O Anti-Herói II - Presságio Comum
E lá estava eu andando pelas ruas urbanizadas de algum lugar, era dia com pouca claridade. Não sei dizer que horas era, mas parecia ser o começo de uma manhã ou um final de tarde, o céu nublado e uma fina garoa acompanhava os meus passos.
Não sabia exatamente onde chegar, só continuava andando, ora seguindo reto, ora virando a esquerda e a direita, mas sempre em frente, não podia voltar........ pois sabia que se o fizesse tudo viraria um caos! Não havia pessoas, era só eu, as casas, e as grandes árvores nas calçadas que deixavam tudo mais escuro ainda. Apesar de não reconhecer nada por onde passava, tinha a certeza de já ter estado naqueles lugares, eram tão familiares, talvez por isso não me sentia perdido e nem com medo de não conseguir achar o caminho de onde deveria chegar, por mais que demorasse não tinha problema, estava tudo sob controle.

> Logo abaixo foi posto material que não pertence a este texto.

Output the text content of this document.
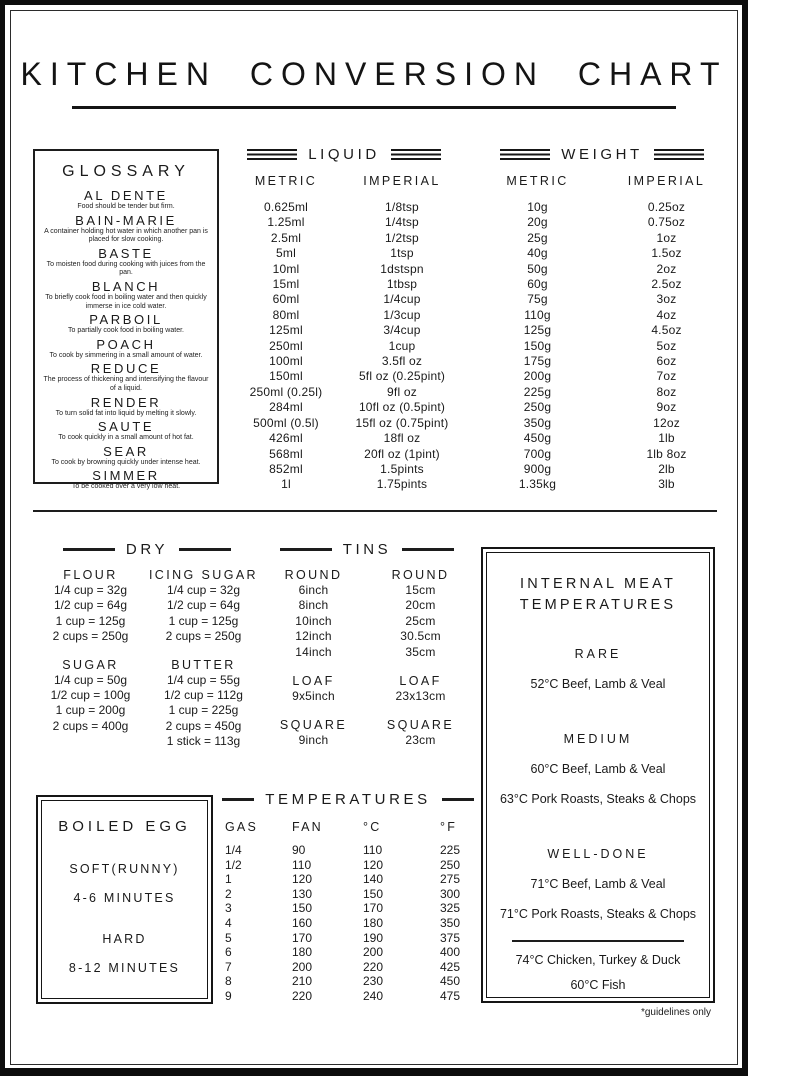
KITCHEN CONVERSION CHART
GLOSSARY
AL DENTE
Food should be tender but firm.
BAIN-MARIE
A container holding hot water in which another pan is placed for slow cooking.
BASTE
To moisten food during cooking with juices from the pan.
BLANCH
To briefly cook food in boiling water and then quickly immerse in ice cold water.
PARBOIL
To partially cook food in boiling water.
POACH
To cook by simmering in a small amount of water.
REDUCE
The process of thickening and intensifying the flavour of a liquid.
RENDER
To turn solid fat into liquid by melting it slowly.
SAUTE
To cook quickly in a small amount of hot fat.
SEAR
To cook by browning quickly under intense heat.
SIMMER
To be cooked over a very low heat.
LIQUID
METRIC	IMPERIAL
0.625ml	1/8tsp
1.25ml	1/4tsp
2.5ml	1/2tsp
5ml	1tsp
10ml	1dstspn
15ml	1tbsp
60ml	1/4cup
80ml	1/3cup
125ml	3/4cup
250ml	1cup
100ml	3.5fl oz
150ml	5fl oz (0.25pint)
250ml (0.25l)	9fl oz
284ml	10fl oz (0.5pint)
500ml (0.5l)	15fl oz (0.75pint)
426ml	18fl oz
568ml	20fl oz (1pint)
852ml	1.5pints
1l	1.75pints
WEIGHT
METRIC	IMPERIAL
10g	0.25oz
20g	0.75oz
25g	1oz
40g	1.5oz
50g	2oz
60g	2.5oz
75g	3oz
110g	4oz
125g	4.5oz
150g	5oz
175g	6oz
200g	7oz
225g	8oz
250g	9oz
350g	12oz
450g	1lb
700g	1lb 8oz
900g	2lb
1.35kg	3lb
DRY
FLOUR
1/4 cup = 32g
1/2 cup = 64g
1 cup = 125g
2 cups = 250g
ICING SUGAR
1/4 cup = 32g
1/2 cup = 64g
1 cup = 125g
2 cups = 250g
SUGAR
1/4 cup = 50g
1/2 cup = 100g
1 cup = 200g
2 cups = 400g
BUTTER
1/4 cup = 55g
1/2 cup = 112g
1 cup = 225g
2 cups = 450g
1 stick = 113g
TINS
ROUND	ROUND
6inch	15cm
8inch	20cm
10inch	25cm
12inch	30.5cm
14inch	35cm
LOAF	LOAF
9x5inch	23x13cm
SQUARE	SQUARE
9inch	23cm
INTERNAL MEAT
TEMPERATURES
RARE
52°C Beef, Lamb & Veal
MEDIUM
60°C Beef, Lamb & Veal
63°C Pork Roasts, Steaks & Chops
WELL-DONE
71°C Beef, Lamb & Veal
71°C Pork Roasts, Steaks & Chops
74°C Chicken, Turkey & Duck
60°C Fish
*guidelines only
BOILED EGG
SOFT(RUNNY)
4-6 MINUTES
HARD
8-12 MINUTES
TEMPERATURES
GAS	FAN	°C	°F
1/4	90	110	225
1/2	110	120	250
1	120	140	275
2	130	150	300
3	150	170	325
4	160	180	350
5	170	190	375
6	180	200	400
7	200	220	425
8	210	230	450
9	220	240	475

A garoa havia parado e uma névoa densa foi baixando e tomando conta de tudo ao meu redor, até ao ponto de não enxergar mais nada. Parei por um instante, aquilo estava me sufocando, não respirava direito, (haaaaaa preciso respirar) entrei em pânico, tentava puxar o ar e não vinha nada, fui agachando devagar até me deitar no chão, perder as forças e fechar os olhos... Quando abri estava numa espécie de maca dentro de uma sala, (onde estou ??? alguém me ajudou ?? como cheguei aqui ?) estava confuso naquele momento, nada fazia sentido.
Sentei e respirei fundo, (que alivio, como é bom respirar) estava bem, levantei e sai da sala. Andando pelos corredores percebi que estava em um hospital, (mas cadê todo mundo?). Não havia visto ninguém, encontrei as escadarias e fui descendo, tinha que sair dali! As escadas pareciam não ter fim, quando ouvi vozes do lado de fora, olhei pela janela e mesmo com o vidro embaçado e sujo consegui ver pessoas (até que enfim). Continuei descendo o que parecia ser a última curva da escada quando ouvi alguém chamar, a voz vinha de cima, prontamente comecei à voltar (quem será que me chama?). Neste momento ouço discussões e uma gritaria do lado de fora, parecia que aquele alvoroço viria até mim, agora tinha que voltar mesmo, quando novamente a voz me chama só que vindo de baixo, me viro e em uma fração de segundos sinto a bala traçante atravessando minha garganta, levei a mão e senti o sangue escorrer por ela, fui caindo e novamente a escuridão tomou conta de mim......... Somente uma questão vinha em meus pensamentos (é assim que vai terminar, acabou aqui?)...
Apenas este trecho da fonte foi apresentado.